Information digitization has increased exponentially throughout the last decade. This increase enhanced with numerous transactions has resulted in global data to double in a very short period. Worldwide surveys indicate that more than 80 percent of organization data is unstructured data. This data comes from emails; social network feeds as well as customer calls. Moreover, user devices log in additional data there. Proper analysis of organized data of such proportions might sound scary, and here we are stranded with heaps of unstructured data. There is an immediate necessity to make sense of this.
Converting unstructured data to rich insights
Filtering large volumes of data might appear a very tedious task, but it comes with its share of benefits. Large data set analysis, especially unstructured data, helps us categorize the connections from the unconnected data sources and hence recognize patterns. The analysis of patterns helps us discover newer market trends and business.
Steps to deliver insights from unstructured data
1. Analyze the sources of data
Analyzing the sources of data is the first obvious step that would initiate the entire process of extracting insights. We can obtain unstructured data in different forms, such as videos, images, web pages, text docs, emails, and chats. We must find relevance in these forms of unstructured data and only consider the relevant ones for further analysis.
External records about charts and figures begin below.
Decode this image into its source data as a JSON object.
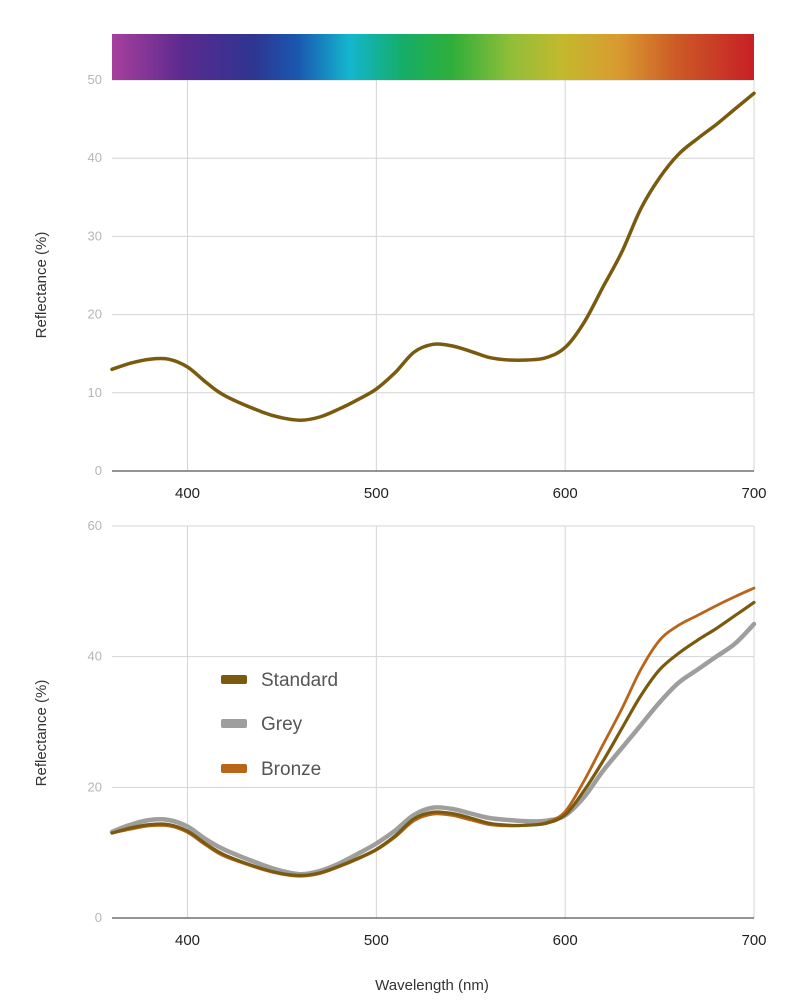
{
  "palette": {
    "grid": "#d4d4d4",
    "axis": "#555555",
    "standard": "#7a5a0f",
    "grey": "#9e9e9e",
    "bronze": "#b8651a"
  },
  "chart_data": [
    {
      "type": "line",
      "title": "",
      "xlabel": "",
      "ylabel": "Reflectance (%)",
      "xlim": [
        360,
        700
      ],
      "ylim": [
        0,
        50
      ],
      "xticks": [
        "400",
        "500",
        "600",
        "700"
      ],
      "yticks": [
        "0",
        "10",
        "20",
        "30",
        "40",
        "50"
      ],
      "xtick_values": [
        400,
        500,
        600,
        700
      ],
      "ytick_values": [
        0,
        10,
        20,
        30,
        40,
        50
      ],
      "grid": true,
      "spectrum_bar": true,
      "series": [
        {
          "name": "",
          "color": "#7a5a0f",
          "x": [
            360,
            370,
            380,
            390,
            400,
            410,
            420,
            440,
            450,
            460,
            470,
            480,
            490,
            500,
            510,
            520,
            530,
            540,
            550,
            560,
            570,
            580,
            590,
            600,
            610,
            620,
            630,
            640,
            650,
            660,
            670,
            680,
            690,
            700
          ],
          "y": [
            13,
            13.8,
            14.3,
            14.3,
            13.3,
            11.3,
            9.6,
            7.5,
            6.8,
            6.5,
            6.9,
            7.9,
            9.1,
            10.5,
            12.6,
            15.2,
            16.2,
            16.0,
            15.3,
            14.5,
            14.2,
            14.2,
            14.5,
            15.8,
            19.0,
            23.5,
            28.0,
            33.5,
            37.5,
            40.5,
            42.5,
            44.3,
            46.3,
            48.3
          ]
        }
      ]
    },
    {
      "type": "line",
      "title": "",
      "xlabel": "Wavelength (nm)",
      "ylabel": "Reflectance (%)",
      "xlim": [
        360,
        700
      ],
      "ylim": [
        0,
        60
      ],
      "xticks": [
        "400",
        "500",
        "600",
        "700"
      ],
      "yticks": [
        "0",
        "20",
        "40",
        "60"
      ],
      "xtick_values": [
        400,
        500,
        600,
        700
      ],
      "ytick_values": [
        0,
        20,
        40,
        60
      ],
      "grid": true,
      "legend": "left-center",
      "series": [
        {
          "name": "Standard",
          "color": "#7a5a0f",
          "x": [
            360,
            370,
            380,
            390,
            400,
            410,
            420,
            440,
            450,
            460,
            470,
            480,
            490,
            500,
            510,
            520,
            530,
            540,
            550,
            560,
            570,
            580,
            590,
            600,
            610,
            620,
            630,
            640,
            650,
            660,
            670,
            680,
            690,
            700
          ],
          "y": [
            13,
            13.8,
            14.3,
            14.3,
            13.3,
            11.3,
            9.6,
            7.5,
            6.8,
            6.5,
            6.9,
            7.9,
            9.1,
            10.5,
            12.6,
            15.2,
            16.2,
            16.0,
            15.3,
            14.5,
            14.2,
            14.2,
            14.5,
            15.8,
            19.5,
            24.0,
            29.0,
            34.0,
            38.0,
            40.5,
            42.5,
            44.3,
            46.3,
            48.3
          ]
        },
        {
          "name": "Grey",
          "color": "#9e9e9e",
          "x": [
            360,
            370,
            380,
            390,
            400,
            410,
            420,
            440,
            450,
            460,
            470,
            480,
            490,
            500,
            510,
            520,
            530,
            540,
            550,
            560,
            570,
            580,
            590,
            600,
            610,
            620,
            630,
            640,
            650,
            660,
            670,
            680,
            690,
            700
          ],
          "y": [
            13.2,
            14.3,
            15.0,
            15.0,
            14.0,
            12.0,
            10.4,
            8.1,
            7.2,
            6.7,
            7.2,
            8.3,
            9.8,
            11.4,
            13.4,
            15.8,
            16.9,
            16.7,
            16.0,
            15.3,
            15.0,
            14.8,
            14.9,
            15.7,
            18.5,
            22.5,
            26.0,
            29.5,
            33.0,
            36.0,
            38.0,
            40.0,
            42.0,
            45.0
          ]
        },
        {
          "name": "Bronze",
          "color": "#b8651a",
          "x": [
            360,
            370,
            380,
            390,
            400,
            410,
            420,
            440,
            450,
            460,
            470,
            480,
            490,
            500,
            510,
            520,
            530,
            540,
            550,
            560,
            570,
            580,
            590,
            600,
            610,
            620,
            630,
            640,
            650,
            660,
            670,
            680,
            690,
            700
          ],
          "y": [
            13,
            13.6,
            14.1,
            14.1,
            13.1,
            11.1,
            9.4,
            7.4,
            6.7,
            6.4,
            6.8,
            7.8,
            9.0,
            10.4,
            12.4,
            14.9,
            15.9,
            15.7,
            15.0,
            14.3,
            14.1,
            14.2,
            14.6,
            16.3,
            21.0,
            26.5,
            32.0,
            38.0,
            42.5,
            44.8,
            46.3,
            47.8,
            49.2,
            50.5
          ]
        }
      ]
    }
  ]
}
2. Determine the objective from the results of the analysis
Before we could analyze any data and derive insights, we must be able to understand the entire objective behind the analysis. When we know the kind of outcome we expect to derive, such as an effect, a trend, a cause, or even quantity, we have the task cut out for us.
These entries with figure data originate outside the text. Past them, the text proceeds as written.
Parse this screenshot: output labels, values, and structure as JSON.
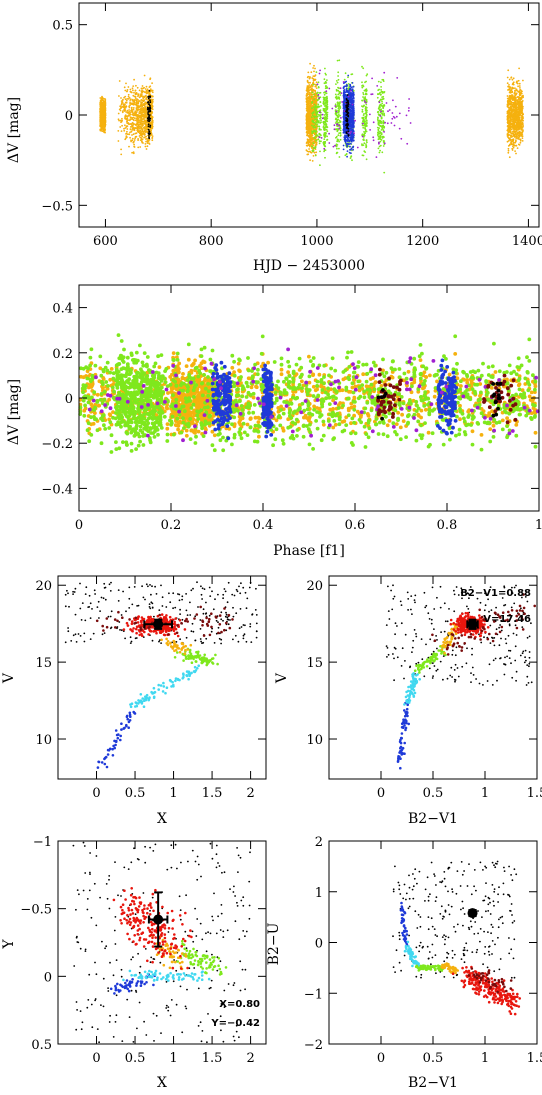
{
  "colors": {
    "orange": "#f5b10f",
    "green": "#7fe81d",
    "blue": "#1f3ad8",
    "purple": "#a020d0",
    "darkred": "#7a0c0c",
    "red": "#e8160e",
    "cyan": "#41d8f0",
    "black": "#000000"
  },
  "chart_data": [
    {
      "type": "scatter",
      "xlabel": "HJD − 2453000",
      "ylabel": "ΔV [mag]",
      "xlim": [
        550,
        1420
      ],
      "ylim": [
        0.62,
        -0.62
      ],
      "xticks": [
        600,
        800,
        1000,
        1200,
        1400
      ],
      "yticks": [
        -0.5,
        0,
        0.5
      ],
      "ytick_labels": [
        "−0.5",
        "0",
        "0.5"
      ],
      "series": [
        {
          "color": "orange",
          "blocks": [
            [
              590,
              600,
              0.18
            ],
            [
              620,
              690,
              0.38
            ],
            [
              980,
              1000,
              0.45
            ],
            [
              1360,
              1390,
              0.4
            ]
          ]
        },
        {
          "color": "green",
          "blocks": [
            [
              990,
              1130,
              0.5
            ]
          ]
        },
        {
          "color": "blue",
          "blocks": [
            [
              1050,
              1070,
              0.38
            ]
          ]
        },
        {
          "color": "purple",
          "blocks": [
            [
              1000,
              1180,
              0.55
            ]
          ]
        },
        {
          "color": "black",
          "blocks": [
            [
              680,
              685,
              0.3
            ],
            [
              1055,
              1060,
              0.3
            ]
          ]
        }
      ]
    },
    {
      "type": "scatter",
      "xlabel": "Phase [f1]",
      "ylabel": "ΔV [mag]",
      "xlim": [
        0,
        1
      ],
      "ylim": [
        0.5,
        -0.5
      ],
      "xticks": [
        0,
        0.2,
        0.4,
        0.6,
        0.8,
        1
      ],
      "yticks": [
        -0.4,
        -0.2,
        0,
        0.2,
        0.4
      ],
      "ytick_labels": [
        "−0.4",
        "−0.2",
        "0",
        "0.2",
        "0.4"
      ],
      "series": [
        {
          "color": "orange",
          "range": [
            0,
            1
          ],
          "amp": 0.3
        },
        {
          "color": "green",
          "range": [
            0,
            1
          ],
          "amp": 0.42
        },
        {
          "color": "blue",
          "bands": [
            [
              0.29,
              0.33
            ],
            [
              0.4,
              0.42
            ],
            [
              0.78,
              0.82
            ]
          ],
          "amp": 0.3
        },
        {
          "color": "purple",
          "range": [
            0,
            1
          ],
          "amp": 0.4
        },
        {
          "color": "darkred",
          "bands": [
            [
              0.65,
              0.7
            ],
            [
              0.88,
              0.95
            ]
          ],
          "amp": 0.22
        },
        {
          "color": "black",
          "bands": [
            [
              0.65,
              0.67
            ],
            [
              0.9,
              0.92
            ]
          ],
          "amp": 0.25
        }
      ]
    },
    {
      "type": "scatter",
      "xlabel": "X",
      "ylabel": "V",
      "xlim": [
        -0.5,
        2.2
      ],
      "ylim": [
        20.6,
        7.4
      ],
      "xticks": [
        0,
        0.5,
        1,
        1.5,
        2
      ],
      "yticks": [
        10,
        15,
        20
      ],
      "point_with_errorbar": {
        "x": 0.8,
        "y": 17.46,
        "xerr": 0.18,
        "yerr": 0.3
      }
    },
    {
      "type": "scatter",
      "xlabel": "B2−V1",
      "ylabel": "V",
      "xlim": [
        -0.5,
        1.5
      ],
      "ylim": [
        20.6,
        7.4
      ],
      "xticks": [
        0,
        0.5,
        1,
        1.5
      ],
      "yticks": [
        10,
        15,
        20
      ],
      "annotations": [
        "B2−V1=0.88",
        "V=17.46"
      ],
      "point_with_errorbar": {
        "x": 0.88,
        "y": 17.46,
        "xerr": 0.05,
        "yerr": 0.3
      }
    },
    {
      "type": "scatter",
      "xlabel": "X",
      "ylabel": "Y",
      "xlim": [
        -0.5,
        2.2
      ],
      "ylim": [
        -1,
        0.5
      ],
      "xticks": [
        0,
        0.5,
        1,
        1.5,
        2
      ],
      "yticks": [
        -1,
        -0.5,
        0,
        0.5
      ],
      "ytick_labels": [
        "−1",
        "−0.5",
        "0",
        "0.5"
      ],
      "annotations": [
        "X=0.80",
        "Y=−0.42"
      ],
      "point_with_errorbar": {
        "x": 0.8,
        "y": -0.42,
        "xerr": 0.12,
        "yerr": 0.2
      }
    },
    {
      "type": "scatter",
      "xlabel": "B2−V1",
      "ylabel": "B2−U",
      "xlim": [
        -0.5,
        1.5
      ],
      "ylim": [
        2,
        -2
      ],
      "xticks": [
        0,
        0.5,
        1,
        1.5
      ],
      "yticks": [
        -2,
        -1,
        0,
        1,
        2
      ],
      "ytick_labels": [
        "−2",
        "−1",
        "0",
        "1",
        "2"
      ],
      "point_with_errorbar": {
        "x": 0.88,
        "y": 0.58,
        "xerr": 0.03,
        "yerr": 0.05
      }
    }
  ]
}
3. Decide the tech for data input and storage
The data would probably come from numerous sources, but it must be stacked in a common technology to be directly used for analysis. Retrieving and storing the data is a principal task and features vital for that are dependent on the scalability, volume, velocity, and variety of the analysis requirement. We can then access the potential technology stack against these requirements.
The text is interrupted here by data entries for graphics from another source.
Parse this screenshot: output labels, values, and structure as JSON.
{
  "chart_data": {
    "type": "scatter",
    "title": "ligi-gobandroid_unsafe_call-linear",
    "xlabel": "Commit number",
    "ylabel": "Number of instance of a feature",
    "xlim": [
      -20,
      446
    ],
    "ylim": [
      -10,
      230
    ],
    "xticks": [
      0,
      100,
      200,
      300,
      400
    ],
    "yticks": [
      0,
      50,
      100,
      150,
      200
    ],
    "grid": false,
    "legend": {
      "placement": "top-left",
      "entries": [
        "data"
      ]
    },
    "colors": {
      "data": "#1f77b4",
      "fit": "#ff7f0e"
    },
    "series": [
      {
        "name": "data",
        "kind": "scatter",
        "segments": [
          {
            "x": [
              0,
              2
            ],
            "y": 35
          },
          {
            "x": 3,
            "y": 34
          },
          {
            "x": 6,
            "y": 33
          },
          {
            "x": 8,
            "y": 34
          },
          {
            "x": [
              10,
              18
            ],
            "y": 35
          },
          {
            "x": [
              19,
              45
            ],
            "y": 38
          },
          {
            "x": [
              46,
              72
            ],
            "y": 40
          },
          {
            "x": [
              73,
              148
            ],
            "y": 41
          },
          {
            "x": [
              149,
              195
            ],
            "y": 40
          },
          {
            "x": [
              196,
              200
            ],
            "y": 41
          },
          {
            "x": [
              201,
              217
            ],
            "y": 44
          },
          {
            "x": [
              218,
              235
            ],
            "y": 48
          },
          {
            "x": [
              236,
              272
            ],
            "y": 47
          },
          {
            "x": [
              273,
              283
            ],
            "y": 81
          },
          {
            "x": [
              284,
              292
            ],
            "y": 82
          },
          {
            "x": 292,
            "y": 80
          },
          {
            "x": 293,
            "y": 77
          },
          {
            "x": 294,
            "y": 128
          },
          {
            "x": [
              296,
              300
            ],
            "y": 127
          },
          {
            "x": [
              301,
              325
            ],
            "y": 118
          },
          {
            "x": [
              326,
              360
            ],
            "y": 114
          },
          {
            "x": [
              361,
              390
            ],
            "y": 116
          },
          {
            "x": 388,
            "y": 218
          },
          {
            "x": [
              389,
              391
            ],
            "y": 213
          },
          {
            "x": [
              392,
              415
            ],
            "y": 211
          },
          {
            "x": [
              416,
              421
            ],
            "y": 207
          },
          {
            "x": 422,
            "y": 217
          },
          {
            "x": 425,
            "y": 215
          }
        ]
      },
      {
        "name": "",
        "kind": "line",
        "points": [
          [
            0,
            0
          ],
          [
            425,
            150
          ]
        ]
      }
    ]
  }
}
4. Store the info in a warehouse for the entirety
TThe information needs to be stored in the native format for the entirety of the operation. At least till the point that the estimated benefits and required insights are delivered, we must ensure that the data is there for our perusal. Storing metadata would come in handy in the analysis procedure in the later stages.
5. Understand data patterns and flow of text
Natural language processing and semantic analysis are powerful tools that allow us to use parts-of-speech tagging for fetching common entities such as location, company, or even a person and how they are internally related. From this, we can build a term frequency matrix that can help us better understand the patterns of the data and the flow of the text. We can then build a structured database from these extracted entities.
6. Data mining and statistical modeling
Once we have created the database, its corresponding data must be classified and hence segmented. We can also use unsupervised and supervised machine learning such as Logistic Regression, K-means, Naïve Bayes, Support Vector Machine algorithms, and so on. We can use these tools and resources to find similarities in customer behavior, campaign targeting, and classification of documents. Then we can determine the customer disposition through sentiment analysis of the feedback and reviews. Hence, this would help in understanding the future recommendations, introductions, and overall trends of every new service and product. We can obtain these valuable insights through the proper use of statistical modeling.
7. Implement the visualized concept and measure the impact
The end result is all that matters after all the analysis. If we have followed the above steps to the tee, we should be able to work out the answers to the raw data analysis into some meaningful format, such as graphs or tables. We shall then obtain actionable insights from the resultant information. Then we must make sure that this info is accessed and made well used by the intended parties. A web-based tool or any other handheld device should be able to render these insights. Scientific methods of implementation, such as baselining, testing, and controlling continuous improvement frameworks, are the ultimate ways to achieve success through these data. And then finally, we must measure the impact, both tangible and intangible, and match it up against the intended efficiency and productivity levels.
Every organization has its hefty share of unstructured data. What determines their growth and progress is how they can restructure and analyze it to obtain valuable insights, which would boost productivity.